«Un bilancio solido con conti in ordine ed importanti prospettive di investimento, ma anche dettato da un grande senso di responsabilità». Così l’amministrazione comunale di Magione descrive la manovra finanziaria 2026-2028, approvata mercoledì scorso in Consiglio comunale.
Il sindaco Massimo Lagetti e l’assessora al bilancio Vanessa Stortini hanno tracciato un bilancio positivo degli obiettivi raggiunti nel 2025. «Gli obiettivi che ci eravamo posti per il 2025 sono stati realizzati – hanno riferito –. In particolare attraverso i numerosi finanziamenti ottenuti dall’Ente abbiamo potuto investire sulla scuola di Villa-Soccorso, San Feliciano e sull’asilo nido, come pure sulla digitalizzazione dell’Ente».
Tra i lavori completati spiccano quelli della Cittadella dello Sport: campi polivalenti, pista di atletica e copertura dei campi da tennis sono già ultimati, ad eccezione della pista di pump track.
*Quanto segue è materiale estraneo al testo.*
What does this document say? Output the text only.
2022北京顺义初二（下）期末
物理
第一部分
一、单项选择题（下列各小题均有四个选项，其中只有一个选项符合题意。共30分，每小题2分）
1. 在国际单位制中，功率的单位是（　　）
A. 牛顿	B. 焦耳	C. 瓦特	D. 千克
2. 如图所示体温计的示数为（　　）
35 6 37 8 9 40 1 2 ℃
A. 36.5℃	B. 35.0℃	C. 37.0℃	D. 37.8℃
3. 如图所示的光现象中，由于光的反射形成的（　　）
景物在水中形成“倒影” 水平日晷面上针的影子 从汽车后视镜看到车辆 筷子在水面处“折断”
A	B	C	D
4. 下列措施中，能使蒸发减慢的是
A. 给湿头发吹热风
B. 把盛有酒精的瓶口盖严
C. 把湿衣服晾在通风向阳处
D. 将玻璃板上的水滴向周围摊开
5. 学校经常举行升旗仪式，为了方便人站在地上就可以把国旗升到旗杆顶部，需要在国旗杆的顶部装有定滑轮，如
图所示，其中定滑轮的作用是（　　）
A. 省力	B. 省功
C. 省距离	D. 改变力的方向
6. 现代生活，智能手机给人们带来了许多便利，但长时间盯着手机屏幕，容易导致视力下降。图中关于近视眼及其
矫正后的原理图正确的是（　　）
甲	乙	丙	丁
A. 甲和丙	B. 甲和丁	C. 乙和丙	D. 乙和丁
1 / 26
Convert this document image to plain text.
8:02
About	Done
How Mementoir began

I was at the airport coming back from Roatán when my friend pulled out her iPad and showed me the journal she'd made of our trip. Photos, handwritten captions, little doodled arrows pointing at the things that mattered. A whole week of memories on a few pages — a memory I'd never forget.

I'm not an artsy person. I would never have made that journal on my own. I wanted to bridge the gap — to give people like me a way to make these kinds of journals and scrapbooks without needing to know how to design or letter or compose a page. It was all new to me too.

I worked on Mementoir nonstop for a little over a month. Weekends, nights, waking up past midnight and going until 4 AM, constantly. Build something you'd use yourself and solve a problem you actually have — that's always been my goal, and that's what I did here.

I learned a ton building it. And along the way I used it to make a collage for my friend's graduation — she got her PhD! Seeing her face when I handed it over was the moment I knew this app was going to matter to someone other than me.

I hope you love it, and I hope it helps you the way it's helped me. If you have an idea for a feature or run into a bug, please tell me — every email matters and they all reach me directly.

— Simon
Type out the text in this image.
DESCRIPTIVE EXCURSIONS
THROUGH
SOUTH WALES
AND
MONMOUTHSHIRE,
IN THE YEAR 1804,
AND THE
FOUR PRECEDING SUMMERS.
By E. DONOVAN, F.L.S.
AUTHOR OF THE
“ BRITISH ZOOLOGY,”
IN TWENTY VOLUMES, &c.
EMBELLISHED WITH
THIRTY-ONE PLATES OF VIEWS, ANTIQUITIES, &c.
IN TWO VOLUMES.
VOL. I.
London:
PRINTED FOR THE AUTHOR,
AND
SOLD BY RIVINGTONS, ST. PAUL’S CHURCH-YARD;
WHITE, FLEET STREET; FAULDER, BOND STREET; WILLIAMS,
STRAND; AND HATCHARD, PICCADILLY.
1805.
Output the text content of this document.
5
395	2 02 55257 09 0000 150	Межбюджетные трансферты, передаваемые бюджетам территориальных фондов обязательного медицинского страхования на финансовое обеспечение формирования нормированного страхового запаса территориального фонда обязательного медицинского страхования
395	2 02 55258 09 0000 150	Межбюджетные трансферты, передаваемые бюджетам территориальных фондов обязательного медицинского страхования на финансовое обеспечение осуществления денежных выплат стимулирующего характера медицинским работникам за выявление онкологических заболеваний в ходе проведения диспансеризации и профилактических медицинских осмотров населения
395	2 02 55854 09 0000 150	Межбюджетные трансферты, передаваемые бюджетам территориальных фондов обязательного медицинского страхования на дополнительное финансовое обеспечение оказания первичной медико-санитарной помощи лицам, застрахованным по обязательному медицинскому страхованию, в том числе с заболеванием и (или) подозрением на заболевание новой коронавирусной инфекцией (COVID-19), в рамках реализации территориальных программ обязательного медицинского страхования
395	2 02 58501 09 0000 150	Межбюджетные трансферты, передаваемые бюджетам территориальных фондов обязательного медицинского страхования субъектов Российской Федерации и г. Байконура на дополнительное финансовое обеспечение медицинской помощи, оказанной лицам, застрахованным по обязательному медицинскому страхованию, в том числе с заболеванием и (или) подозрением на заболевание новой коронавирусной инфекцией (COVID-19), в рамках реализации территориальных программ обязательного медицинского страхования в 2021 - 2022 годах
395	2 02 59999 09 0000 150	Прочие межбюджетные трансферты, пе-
Gli interventi, realizzati con fondi ministeriali e una compartecipazione comunale del 20%, sono stati curati interamente da personale interno dell’ente.
Sul fronte delle entrate, si registra una sostanziale conferma dei trasferimenti erariali rispetto al 2025, mentre le aliquote Imu restano invariate con un gettito previsto di 2.939.000 euro contro i 2.920.000 del 2025. In crescita invece l’addizionale Irpef: il gettito previsto è di 1.635.708 euro nel 2026, per salire a 1.677.000 nei due anni successivi, rispetto ai 1.591.963 del 2025. «Uno sforzo voluto – hanno spiegato – per sostenere i redditi più bassi».
Le criticità non mancano: le decurtazioni della spending review impattano sul bilancio per 343.888 euro, mentre l’aumento generale dei costi dei servizi e l’incremento delle spese per il personale dovuto all’adeguamento del contratto nazionale riducono la capacità di spesa corrente.
«Un bilancio solido, con importanti prospettive di investimento – concludono Lagetti e Stortini – ma anche dettato dalla responsabilità. Questo perché le risorse per sostenere la spesa corrente, quella che serve a garantire i servizi, sono in diminuzione, erose dall’aumento dei costi soprattutto energetici».
L’amministrazione ha evidenziato come dal 2025 al 2029 gli enti locali dovranno accantonare complessivamente 2 miliardi di euro per la spending review, di cui 562.104 a carico del Comune di Magione. «I fondi del PNRR, dei quali il nostro Comune ha saputo intercettare tante risorse, sono stati l’unico strumento che ha reso possibile la realizzazione di importanti investimenti – hanno aggiunto –. Con risorse sempre più limitate, pertanto, l’Amministrazione è costretta a darsi delle priorità, pianificando a più lungo termine ciò che non si riesce a soddisfare nell’immediato».